To distill those lessons a bit: (1) no need to find “success” fast (meaning external success) (2) enjoy every stage of the journey and (3) look to people who’ve trod the same path before.
That last one especially resonates with me. I have lately been studying philosophy but not just philosophical ideas, also the shapes of philosopher’s lives.
I learned that Danish philosopher Sóren Kierkegaard, often considered the father of existentialism, died in his forties after producing incredibly profound work that left the world changed.
Iris Murdoch, in addition to being an esteemed mid-twentieth century philosopher, also was a prolific and celebrated novelist, winning The Booker Prize in 1978 for her novel The Sea, The Sea.
Friedrich Nietzsche was largely a recluse, living in self-imposed solitude for the last decade of his productive life, due to poor health and because he viewed solitude as a necessary state for a free spirit to escape the chains of tradition and conventional thought.
French philosopher and mystic Simone Weil died at age 34 of heart failure in 1943 while working for the Free French government in exile in Britain. She had been restricting her food intake in solidarity with those still living in Nazi-occupied France.
I could tell more true stories of the lives of philosophers that would show how deep and influential philosophical ideas emerge from real human lives lived in many different ways. These stories show me that I must find my own way through this, that my own philosophical ideas might emerge from my own contingent, limited, seemingly mundane life.
That is not to say that I put myself with those intellectual giants, only to say that to create output that influences the world, even in very small ways, can be done in my very own way.
Newsletter topic ideas
I would like to get in the habit of publishing newsletter articles on a weekly-ish basis. I have a few ideas for articles:
- Talk of a Commodity Supercycle: What Does It Mean for Investors and for How the World is Changing?

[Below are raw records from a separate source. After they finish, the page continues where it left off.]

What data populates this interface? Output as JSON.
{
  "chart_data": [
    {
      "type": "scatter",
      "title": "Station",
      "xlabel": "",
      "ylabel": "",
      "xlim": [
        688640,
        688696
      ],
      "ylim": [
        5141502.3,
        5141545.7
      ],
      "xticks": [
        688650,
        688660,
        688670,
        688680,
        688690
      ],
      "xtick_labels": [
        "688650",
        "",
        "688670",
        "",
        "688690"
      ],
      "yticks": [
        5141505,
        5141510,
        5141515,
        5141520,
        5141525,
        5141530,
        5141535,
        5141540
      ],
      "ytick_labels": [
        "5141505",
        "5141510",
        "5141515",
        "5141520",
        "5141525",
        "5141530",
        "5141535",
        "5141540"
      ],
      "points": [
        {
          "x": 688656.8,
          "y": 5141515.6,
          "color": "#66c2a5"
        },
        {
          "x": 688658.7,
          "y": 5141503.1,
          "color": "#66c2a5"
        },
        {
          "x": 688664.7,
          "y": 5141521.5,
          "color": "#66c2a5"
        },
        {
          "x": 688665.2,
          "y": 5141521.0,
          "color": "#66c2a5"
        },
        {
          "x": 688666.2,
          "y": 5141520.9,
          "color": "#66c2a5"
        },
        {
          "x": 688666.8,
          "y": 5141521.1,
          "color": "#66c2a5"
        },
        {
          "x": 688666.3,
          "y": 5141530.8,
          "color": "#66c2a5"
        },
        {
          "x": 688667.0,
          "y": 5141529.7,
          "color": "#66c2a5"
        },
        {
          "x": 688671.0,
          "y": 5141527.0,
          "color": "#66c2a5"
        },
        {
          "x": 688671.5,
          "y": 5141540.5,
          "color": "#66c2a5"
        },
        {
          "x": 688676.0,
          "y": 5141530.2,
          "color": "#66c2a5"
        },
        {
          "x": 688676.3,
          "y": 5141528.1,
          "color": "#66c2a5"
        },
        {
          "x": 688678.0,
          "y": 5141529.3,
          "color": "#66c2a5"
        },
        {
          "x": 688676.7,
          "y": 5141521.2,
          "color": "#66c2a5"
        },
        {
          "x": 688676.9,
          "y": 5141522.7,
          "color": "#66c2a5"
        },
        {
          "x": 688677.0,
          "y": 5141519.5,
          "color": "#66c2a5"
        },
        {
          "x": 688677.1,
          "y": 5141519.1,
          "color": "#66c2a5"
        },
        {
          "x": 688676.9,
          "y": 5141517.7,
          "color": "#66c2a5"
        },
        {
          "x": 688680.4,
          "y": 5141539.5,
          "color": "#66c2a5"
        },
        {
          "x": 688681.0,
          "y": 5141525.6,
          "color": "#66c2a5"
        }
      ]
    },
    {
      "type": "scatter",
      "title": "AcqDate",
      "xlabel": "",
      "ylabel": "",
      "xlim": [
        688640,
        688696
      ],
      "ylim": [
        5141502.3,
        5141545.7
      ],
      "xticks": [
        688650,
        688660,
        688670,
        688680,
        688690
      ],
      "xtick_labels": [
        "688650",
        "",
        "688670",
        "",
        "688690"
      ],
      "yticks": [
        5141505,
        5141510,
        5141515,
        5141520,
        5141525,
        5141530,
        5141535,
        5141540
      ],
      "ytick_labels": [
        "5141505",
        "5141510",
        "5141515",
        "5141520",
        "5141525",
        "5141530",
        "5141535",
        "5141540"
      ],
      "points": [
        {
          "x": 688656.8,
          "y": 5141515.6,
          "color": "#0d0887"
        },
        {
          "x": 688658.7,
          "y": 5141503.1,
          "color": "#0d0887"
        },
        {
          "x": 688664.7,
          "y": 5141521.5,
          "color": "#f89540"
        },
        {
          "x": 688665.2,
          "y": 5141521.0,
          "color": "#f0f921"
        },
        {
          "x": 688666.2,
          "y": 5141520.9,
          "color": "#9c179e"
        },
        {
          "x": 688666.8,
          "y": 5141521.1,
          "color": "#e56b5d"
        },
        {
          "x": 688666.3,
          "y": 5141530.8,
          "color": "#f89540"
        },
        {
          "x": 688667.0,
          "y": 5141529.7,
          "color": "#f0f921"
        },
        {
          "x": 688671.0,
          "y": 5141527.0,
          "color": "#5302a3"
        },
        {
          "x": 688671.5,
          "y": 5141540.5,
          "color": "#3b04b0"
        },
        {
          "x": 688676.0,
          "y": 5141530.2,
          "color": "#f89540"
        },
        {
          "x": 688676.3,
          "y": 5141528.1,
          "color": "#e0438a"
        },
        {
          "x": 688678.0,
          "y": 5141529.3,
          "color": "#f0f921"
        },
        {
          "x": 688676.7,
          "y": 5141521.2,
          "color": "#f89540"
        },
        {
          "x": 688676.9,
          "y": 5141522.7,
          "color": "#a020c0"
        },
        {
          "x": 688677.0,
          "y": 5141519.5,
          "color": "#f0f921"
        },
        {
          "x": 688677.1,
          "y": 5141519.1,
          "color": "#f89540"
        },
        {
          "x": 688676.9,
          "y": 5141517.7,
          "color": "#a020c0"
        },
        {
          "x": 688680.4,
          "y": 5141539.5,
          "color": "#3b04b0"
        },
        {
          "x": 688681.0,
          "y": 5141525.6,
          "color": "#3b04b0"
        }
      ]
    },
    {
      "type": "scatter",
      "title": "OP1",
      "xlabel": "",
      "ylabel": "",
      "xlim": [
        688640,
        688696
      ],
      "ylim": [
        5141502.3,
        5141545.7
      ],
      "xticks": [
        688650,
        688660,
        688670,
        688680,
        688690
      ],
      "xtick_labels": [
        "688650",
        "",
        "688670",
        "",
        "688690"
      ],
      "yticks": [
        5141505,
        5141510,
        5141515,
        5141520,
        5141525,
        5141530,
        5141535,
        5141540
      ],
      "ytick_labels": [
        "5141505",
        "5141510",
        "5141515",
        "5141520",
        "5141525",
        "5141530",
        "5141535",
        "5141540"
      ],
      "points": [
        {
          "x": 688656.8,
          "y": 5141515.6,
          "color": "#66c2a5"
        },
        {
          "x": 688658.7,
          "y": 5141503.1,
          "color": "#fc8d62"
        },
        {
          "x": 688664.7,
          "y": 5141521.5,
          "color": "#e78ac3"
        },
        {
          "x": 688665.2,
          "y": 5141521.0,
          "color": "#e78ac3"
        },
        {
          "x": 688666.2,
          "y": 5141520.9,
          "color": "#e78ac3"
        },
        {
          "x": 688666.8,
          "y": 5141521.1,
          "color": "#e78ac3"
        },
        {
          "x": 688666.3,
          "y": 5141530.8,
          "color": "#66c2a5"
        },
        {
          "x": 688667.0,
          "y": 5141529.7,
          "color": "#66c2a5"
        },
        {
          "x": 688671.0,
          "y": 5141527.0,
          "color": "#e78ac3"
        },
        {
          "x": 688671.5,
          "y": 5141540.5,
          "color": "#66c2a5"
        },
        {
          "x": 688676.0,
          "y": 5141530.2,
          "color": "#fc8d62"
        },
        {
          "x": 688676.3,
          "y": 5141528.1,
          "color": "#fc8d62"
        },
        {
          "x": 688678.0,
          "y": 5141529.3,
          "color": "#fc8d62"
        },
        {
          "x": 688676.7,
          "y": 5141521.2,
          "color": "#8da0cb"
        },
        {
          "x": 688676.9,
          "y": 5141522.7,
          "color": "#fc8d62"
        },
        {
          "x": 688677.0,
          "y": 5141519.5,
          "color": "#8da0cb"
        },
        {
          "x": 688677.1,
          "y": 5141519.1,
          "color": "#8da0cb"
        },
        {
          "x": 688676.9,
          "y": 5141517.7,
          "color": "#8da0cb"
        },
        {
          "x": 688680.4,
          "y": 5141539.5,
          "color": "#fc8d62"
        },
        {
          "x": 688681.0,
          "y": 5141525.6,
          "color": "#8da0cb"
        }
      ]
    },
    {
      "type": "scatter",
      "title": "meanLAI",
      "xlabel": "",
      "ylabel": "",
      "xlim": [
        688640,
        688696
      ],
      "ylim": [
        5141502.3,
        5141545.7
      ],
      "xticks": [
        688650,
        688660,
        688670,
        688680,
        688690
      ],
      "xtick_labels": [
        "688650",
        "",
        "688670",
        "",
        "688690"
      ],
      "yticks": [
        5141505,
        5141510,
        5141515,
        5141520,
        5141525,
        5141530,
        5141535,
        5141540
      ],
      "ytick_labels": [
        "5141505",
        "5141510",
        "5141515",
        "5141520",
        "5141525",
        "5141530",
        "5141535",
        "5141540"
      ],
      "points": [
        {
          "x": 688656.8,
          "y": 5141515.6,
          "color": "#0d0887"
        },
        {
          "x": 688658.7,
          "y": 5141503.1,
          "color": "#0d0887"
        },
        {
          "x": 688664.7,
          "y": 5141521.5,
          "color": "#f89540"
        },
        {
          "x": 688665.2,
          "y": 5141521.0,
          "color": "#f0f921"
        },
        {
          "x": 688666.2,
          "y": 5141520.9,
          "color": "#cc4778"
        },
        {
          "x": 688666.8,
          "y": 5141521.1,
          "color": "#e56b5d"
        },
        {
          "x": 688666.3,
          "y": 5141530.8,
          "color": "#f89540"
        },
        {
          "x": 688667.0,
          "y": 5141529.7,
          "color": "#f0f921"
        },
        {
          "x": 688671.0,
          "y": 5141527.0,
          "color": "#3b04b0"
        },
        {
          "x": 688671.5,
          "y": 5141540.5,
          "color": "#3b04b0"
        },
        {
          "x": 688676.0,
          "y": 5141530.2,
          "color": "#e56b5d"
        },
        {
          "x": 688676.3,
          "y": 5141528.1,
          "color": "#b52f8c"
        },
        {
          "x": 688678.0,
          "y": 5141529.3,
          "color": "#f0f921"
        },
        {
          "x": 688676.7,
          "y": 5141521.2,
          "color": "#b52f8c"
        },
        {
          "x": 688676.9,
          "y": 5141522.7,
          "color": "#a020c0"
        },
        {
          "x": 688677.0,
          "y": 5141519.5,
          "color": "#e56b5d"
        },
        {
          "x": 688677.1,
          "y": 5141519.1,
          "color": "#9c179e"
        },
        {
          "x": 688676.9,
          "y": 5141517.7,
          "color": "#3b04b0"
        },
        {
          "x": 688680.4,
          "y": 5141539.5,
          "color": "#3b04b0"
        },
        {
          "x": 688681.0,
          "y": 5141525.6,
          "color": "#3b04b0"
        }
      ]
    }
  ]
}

- Meeting Life Recklessly When You Don’t Know What the Future Holds: A New Philosophy for Changing Times
- Trump Is Not the Problem, He Is a Symptom: The Emergence of Populist Leaders in Debt-Ridden Times
- Why You Should Invest in Gold Redux: It’s Not Too Late
- Can Agentic AI Really Replace SaaS Systems? (probably for my AI newsletter? or merge it into my main one?)
I feel excited about getting started on one of those. Maybe I will today.